Shayne’s Rectangle, made eight years after Draft 9, shows how much Leventhal has matured as an artist. Considerably quieter, slower, and more meditative than its predecessors, it is also constructed differently. As Leventhal has described, she wanted to make a film that would heal her sister’s illness, and she set out to find or create images she had already envisioned, rather than collect them in the more haphazard manner of her previous work. The shots are longer and more layered, though no less vivid; in one scene, for example, we see a rustle of bright green leaves, then a spotted deer hidden within them, an echo of the skinned hides in Draft 9. We also see, in an early shot, Leventhal kneeling in prayer, her forehead touching the pavement, once again making contact with the world she films.

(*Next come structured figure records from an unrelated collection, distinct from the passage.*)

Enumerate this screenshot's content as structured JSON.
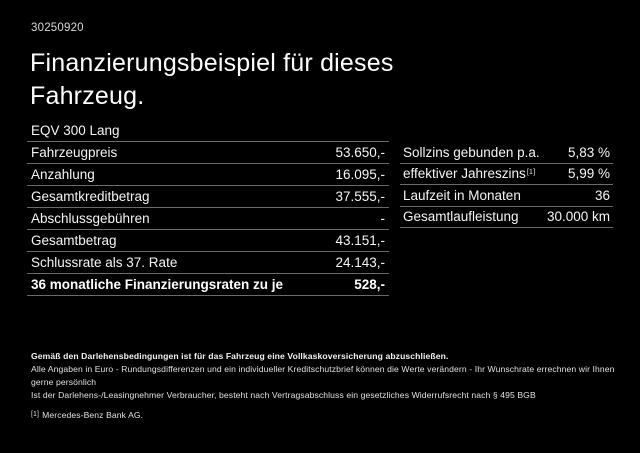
{
  "page": {
    "document_number": "30250920",
    "title": "Finanzierungsbeispiel für dieses Fahrzeug."
  },
  "left_table": {
    "header": "EQV 300 Lang",
    "rows": [
      {
        "label": "Fahrzeugpreis",
        "value": "53.650,-"
      },
      {
        "label": "Anzahlung",
        "value": "16.095,-"
      },
      {
        "label": "Gesamtkreditbetrag",
        "value": "37.555,-"
      },
      {
        "label": "Abschlussgebühren",
        "value": "-"
      },
      {
        "label": "Gesamtbetrag",
        "value": "43.151,-"
      },
      {
        "label": "Schlussrate als 37. Rate",
        "value": "24.143,-"
      },
      {
        "label": "36 monatliche Finanzierungsraten zu je",
        "value": "528,-"
      }
    ]
  },
  "right_table": {
    "rows": [
      {
        "label": "Sollzins gebunden p.a.",
        "value": "5,83 %"
      },
      {
        "label": "effektiver Jahreszins",
        "sup": "[1]",
        "value": "5,99 %"
      },
      {
        "label": "Laufzeit in Monaten",
        "value": "36"
      },
      {
        "label": "Gesamtlaufleistung",
        "value": "30.000 km"
      }
    ]
  },
  "footer": {
    "bold_note": "Gemäß den Darlehensbedingungen ist für das Fahrzeug eine Vollkaskoversicherung abzuschließen.",
    "note_line2": "Alle Angaben in Euro - Rundungsdifferenzen und ein individueller Kreditschutzbrief können die Werte verändern - Ihr Wunschrate errechnen wir Ihnen gerne persönlich",
    "note_line3": "Ist der Darlehens-/Leasingnehmer Verbraucher, besteht nach Vertragsabschluss ein gesetzliches Widerrufsrecht nach § 495 BGB",
    "footnote_marker": "[1]",
    "footnote_text": "Mercedes-Benz Bank AG."
  },
  "colors": {
    "background": "#000000",
    "text": "#f5f5f5",
    "separator": "#6b6b6b"
  }
}
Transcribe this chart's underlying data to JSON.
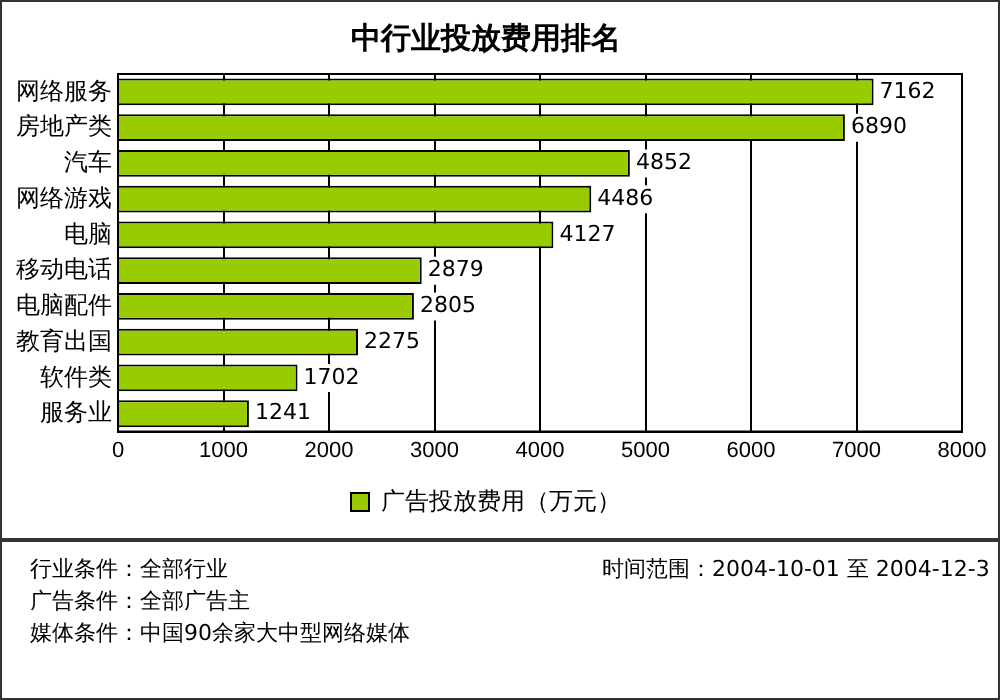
{
  "chart_data": {
    "type": "bar",
    "orientation": "horizontal",
    "title": "中行业投放费用排名",
    "categories": [
      "网络服务",
      "房地产类",
      "汽车",
      "网络游戏",
      "电脑",
      "移动电话",
      "电脑配件",
      "教育出国",
      "软件类",
      "服务业"
    ],
    "series": [
      {
        "name": "广告投放费用（万元）",
        "color": "#99cc00",
        "values": [
          7162,
          6890,
          4852,
          4486,
          4127,
          2879,
          2805,
          2275,
          1702,
          1241
        ]
      }
    ],
    "xlim": [
      0,
      8000
    ],
    "xticks": [
      0,
      1000,
      2000,
      3000,
      4000,
      5000,
      6000,
      7000,
      8000
    ],
    "grid": "x",
    "legend": "bottom",
    "data_labels": true,
    "annotations": [
      "行业条件：全部行业",
      "广告条件：全部广告主",
      "媒体条件：中国90余家大中型网络媒体",
      "时间范围：2004-10-01 至 2004-12-3"
    ]
  }
}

This is also a world she conjures, and Leventhal employs, for the first time, subtle effects. Some of the footage was shot on 16mm film, lending a grainy softness, not to mention brilliant yellow flares, to the film’s imagined space, which also includes the sound of a film projector and a pile of gravel buzzing with mysterious red light. The film, as Leventhal describes, is about “reseeing things,” turning them on their side so that the ordinary might reveal something extraordinary: an orange heater to warm a small room or a sky lit with lightning and film grain. With Leventhal’s head bowed in prayer, Shayne’s Rectangle is an offering: a filmed world, a world in film, and a vision to heal a troubled world.